Les 29 et 30 janvier prochains se tiennent les premières mondiales du programme Voivod Symphonique, rare manifestation grand public juxtaposant la “grande culture “ classique avec le monde souterrain du métal. Pourtant, nombreux sont les liens qui unissent ces deux traditions européennes, tant par leur musique que par leur histoire. Néanmoins, ce rapprochement reste méconnu, même chez les plus érudits, notamment chez les musiciens d’orchestre sauf exceptions. Pour démystifier le contexte duquel culmine cette collaboration hors du commun, notre collaborateur et musicologue Laurent Bellemare vous propose ici un brillant survol comparatif des similitudes entre ces deux univers. Voici la deuxième partie de son excellent dossier.
Retour vers la complexité
Pour le compositeur et chef d’orchestre Pascal Germain-Berardi, également fondateur du groupe métal Archetype, cette appartenance au monde classique s’explique par une contre-attaque culturelle :
«[La pop] était en réaction pour essayer de faire une musique simple, que tout le monde pouvait écouter. Quelques années plus tard, des descendants de la musique pop, le métal est apparu comme un courant ‘anti-pop’. »
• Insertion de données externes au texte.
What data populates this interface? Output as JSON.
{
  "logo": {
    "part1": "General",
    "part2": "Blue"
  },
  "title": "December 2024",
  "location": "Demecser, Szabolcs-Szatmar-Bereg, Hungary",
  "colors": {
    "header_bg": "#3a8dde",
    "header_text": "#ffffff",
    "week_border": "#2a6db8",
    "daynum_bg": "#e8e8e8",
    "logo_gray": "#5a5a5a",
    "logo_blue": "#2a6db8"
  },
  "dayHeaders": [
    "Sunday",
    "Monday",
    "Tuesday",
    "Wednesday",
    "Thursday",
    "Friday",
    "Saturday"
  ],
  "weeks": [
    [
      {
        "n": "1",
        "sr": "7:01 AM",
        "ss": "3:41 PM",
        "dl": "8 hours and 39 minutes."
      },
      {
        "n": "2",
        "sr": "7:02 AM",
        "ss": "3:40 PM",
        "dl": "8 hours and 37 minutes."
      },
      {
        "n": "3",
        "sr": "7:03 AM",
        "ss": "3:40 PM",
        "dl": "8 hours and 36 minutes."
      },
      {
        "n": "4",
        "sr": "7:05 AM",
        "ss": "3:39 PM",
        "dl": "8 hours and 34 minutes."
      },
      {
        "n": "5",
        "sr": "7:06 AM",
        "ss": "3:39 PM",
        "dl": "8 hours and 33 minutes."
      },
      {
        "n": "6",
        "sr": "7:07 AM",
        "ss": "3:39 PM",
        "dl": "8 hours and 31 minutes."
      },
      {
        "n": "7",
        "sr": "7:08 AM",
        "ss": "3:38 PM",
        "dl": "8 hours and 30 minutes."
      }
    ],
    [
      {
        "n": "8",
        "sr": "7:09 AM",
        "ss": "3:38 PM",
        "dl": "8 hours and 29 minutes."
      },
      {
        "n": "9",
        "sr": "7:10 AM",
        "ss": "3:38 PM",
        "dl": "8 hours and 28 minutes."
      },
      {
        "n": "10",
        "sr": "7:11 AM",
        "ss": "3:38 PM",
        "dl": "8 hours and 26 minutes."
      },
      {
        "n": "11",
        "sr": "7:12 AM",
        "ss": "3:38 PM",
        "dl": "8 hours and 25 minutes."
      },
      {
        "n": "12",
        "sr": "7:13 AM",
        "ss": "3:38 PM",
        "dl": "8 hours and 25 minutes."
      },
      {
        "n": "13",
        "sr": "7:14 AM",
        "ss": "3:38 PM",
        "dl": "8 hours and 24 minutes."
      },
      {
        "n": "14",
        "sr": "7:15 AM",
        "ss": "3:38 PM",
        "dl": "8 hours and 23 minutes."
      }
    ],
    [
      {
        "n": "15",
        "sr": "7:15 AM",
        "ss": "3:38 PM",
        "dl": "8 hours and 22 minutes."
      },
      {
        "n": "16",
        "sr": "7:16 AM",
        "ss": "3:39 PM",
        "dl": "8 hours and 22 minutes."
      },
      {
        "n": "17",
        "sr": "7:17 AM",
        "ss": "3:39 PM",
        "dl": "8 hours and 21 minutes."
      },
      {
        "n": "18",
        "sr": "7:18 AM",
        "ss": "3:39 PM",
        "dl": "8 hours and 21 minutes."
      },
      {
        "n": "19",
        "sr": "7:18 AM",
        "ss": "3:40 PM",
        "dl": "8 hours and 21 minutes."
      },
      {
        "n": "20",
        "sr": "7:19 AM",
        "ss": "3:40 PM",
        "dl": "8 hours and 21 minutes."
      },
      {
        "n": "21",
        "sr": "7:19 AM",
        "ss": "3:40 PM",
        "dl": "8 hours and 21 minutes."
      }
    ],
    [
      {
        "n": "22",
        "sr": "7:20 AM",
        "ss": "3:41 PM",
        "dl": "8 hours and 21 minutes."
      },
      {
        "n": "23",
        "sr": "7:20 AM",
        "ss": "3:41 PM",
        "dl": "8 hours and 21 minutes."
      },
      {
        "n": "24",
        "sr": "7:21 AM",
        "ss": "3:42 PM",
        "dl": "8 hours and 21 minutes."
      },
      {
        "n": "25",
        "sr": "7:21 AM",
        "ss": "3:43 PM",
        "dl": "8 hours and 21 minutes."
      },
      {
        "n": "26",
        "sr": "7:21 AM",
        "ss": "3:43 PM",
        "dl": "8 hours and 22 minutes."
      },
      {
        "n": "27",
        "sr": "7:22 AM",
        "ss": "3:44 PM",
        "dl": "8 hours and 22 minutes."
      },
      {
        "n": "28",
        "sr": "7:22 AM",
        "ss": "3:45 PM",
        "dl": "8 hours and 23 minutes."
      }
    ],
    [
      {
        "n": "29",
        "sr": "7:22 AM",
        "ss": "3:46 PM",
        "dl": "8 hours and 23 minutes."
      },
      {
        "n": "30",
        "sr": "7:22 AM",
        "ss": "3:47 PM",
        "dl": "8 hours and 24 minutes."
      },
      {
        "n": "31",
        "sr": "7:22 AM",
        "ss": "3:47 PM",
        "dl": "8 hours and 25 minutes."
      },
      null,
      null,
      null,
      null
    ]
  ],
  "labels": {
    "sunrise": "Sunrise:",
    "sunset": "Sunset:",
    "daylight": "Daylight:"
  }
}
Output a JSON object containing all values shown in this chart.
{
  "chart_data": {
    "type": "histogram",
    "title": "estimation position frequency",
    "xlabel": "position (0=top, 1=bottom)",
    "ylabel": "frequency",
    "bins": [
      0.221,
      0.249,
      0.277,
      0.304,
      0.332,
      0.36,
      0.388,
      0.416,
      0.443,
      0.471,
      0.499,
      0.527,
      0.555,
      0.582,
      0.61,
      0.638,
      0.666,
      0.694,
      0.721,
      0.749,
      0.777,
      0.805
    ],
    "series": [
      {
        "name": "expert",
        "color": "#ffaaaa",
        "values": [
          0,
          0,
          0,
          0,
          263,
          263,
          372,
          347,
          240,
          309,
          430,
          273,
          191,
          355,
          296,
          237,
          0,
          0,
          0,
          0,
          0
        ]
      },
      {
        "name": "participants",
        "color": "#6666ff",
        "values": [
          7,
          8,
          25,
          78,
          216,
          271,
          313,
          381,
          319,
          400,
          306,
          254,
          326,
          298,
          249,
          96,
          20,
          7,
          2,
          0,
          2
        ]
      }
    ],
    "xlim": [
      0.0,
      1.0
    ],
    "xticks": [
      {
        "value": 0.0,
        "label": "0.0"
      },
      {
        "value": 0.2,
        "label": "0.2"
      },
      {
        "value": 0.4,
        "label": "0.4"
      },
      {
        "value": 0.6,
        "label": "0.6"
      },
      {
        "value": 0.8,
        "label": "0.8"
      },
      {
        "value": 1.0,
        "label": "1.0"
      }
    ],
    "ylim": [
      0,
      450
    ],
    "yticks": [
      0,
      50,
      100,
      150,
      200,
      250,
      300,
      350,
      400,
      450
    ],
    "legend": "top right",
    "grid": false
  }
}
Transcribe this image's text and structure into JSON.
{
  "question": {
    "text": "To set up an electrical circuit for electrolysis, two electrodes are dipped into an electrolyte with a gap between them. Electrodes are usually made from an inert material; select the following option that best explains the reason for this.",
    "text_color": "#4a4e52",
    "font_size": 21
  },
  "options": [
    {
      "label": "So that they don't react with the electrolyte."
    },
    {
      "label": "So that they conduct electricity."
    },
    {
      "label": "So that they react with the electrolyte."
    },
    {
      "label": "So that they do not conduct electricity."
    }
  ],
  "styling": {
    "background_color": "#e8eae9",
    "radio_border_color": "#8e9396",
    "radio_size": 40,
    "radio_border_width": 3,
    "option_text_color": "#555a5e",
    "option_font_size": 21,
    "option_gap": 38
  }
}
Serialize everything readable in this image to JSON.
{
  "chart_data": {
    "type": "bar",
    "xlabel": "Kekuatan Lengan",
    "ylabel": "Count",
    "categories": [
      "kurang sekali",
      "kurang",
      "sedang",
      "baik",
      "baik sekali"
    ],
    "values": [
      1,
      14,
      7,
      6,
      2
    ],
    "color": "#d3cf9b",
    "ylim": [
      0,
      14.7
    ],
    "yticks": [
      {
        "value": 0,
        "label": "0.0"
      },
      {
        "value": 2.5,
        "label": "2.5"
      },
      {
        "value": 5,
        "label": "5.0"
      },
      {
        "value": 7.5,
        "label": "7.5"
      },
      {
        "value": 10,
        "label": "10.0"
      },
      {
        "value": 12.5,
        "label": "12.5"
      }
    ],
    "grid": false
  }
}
Dans un environnement où la musique commerciale cherchait à se détacher de la culture élitiste du classique et de ses formes contemporaines, il y avait donc un attrait naturel à puiser dans une musique complexe et hermétique afin de transgresser les nouveaux genres populaires.
Par ailleurs, Germain-Berardi souligne l’impact du contexte socio-économique dans l’équation: « La musique métal est surtout apparue dans les quartiers pauvres et prolétaires des sociétés riches, où il y avait une énorme effervescence économique. On était en plein dans les trente glorieuses aux États-Unis et dans le monde anglo-saxon. Au milieu, on avait des quartiers pauvres où les gens ne touchaient aucunement à ça. »
L’aura de révolte qui traverse toute la culture du métal trouverait son origine notamment dans ce sentiment de précarité économique.
Métal symphonique ou orchestre amplifié
Depuis les années 1990, certains sous-genres du métal usant de séquences orchestrales, exécutées au synthétiseur, se sont cantonnés dans le « métal symphonique ». À ce titre, Rhapsody of Fire, Nightwish et Dimmu Borgir sont les exemples les mieux connus, ces groupes constituent la pointe de l’iceberg.
En contraste, de nombreux groupes plus obscurs y voient un cliché de mauvais goût et adoptent une esthétique qui, consciemment ou non, les rapproche davantage du classique moderne/contemporain du dernier siècle, de par leurs techniques étendues et leur propension à l’expérimentation.
Le percussionniste David Therrien Brongo confirme qu’il n’y a pas de consensus sur les bonnes façons de s’abreuver à l’univers classique occidental :
« Dans Rhapsody of Fire, ce sont souvent des références à Vivaldi, Bach, à des cycles de quintes. Un classique simple dans sa forme et son harmonisation. Alors que, du côté des bands de death metal, il y a aussi des références au classique- dans Fleshgod Apocalypse, par exemple, il y a un orchestre mais on est loin de Vivaldi. Harmoniquement, c’est autre chose. Structurellement, c’est autre chose. »
Effectivement, on entend de plus en plus d’Igor Stravinski ou de Gyorgy Ligeti dans le métal extrême d’aujourd’hui, ce qui n’étonne pas étant donné les effets dramatiques que cette musique cherche à stimuler. On comprendra que l’avant-gardisme des compositeurs modernes et contemporains est tout à fait compatible avec l’esthétique lugubre et l’aura d’inaccessibilité du métal.
Germain-Berardi nous explique en outre que la principale différence réside dans l’emploi des techniques du classique contemporain à des fins purement expressives dans le métal, alors qu’en musique classique on a tendance à voir des œuvres « études » qui n’existent que pour explorer des techniques de jeu ou de composition :
« Dans le métal, on veut toujours justifier le son, la sonorité, le frottement par un affect ».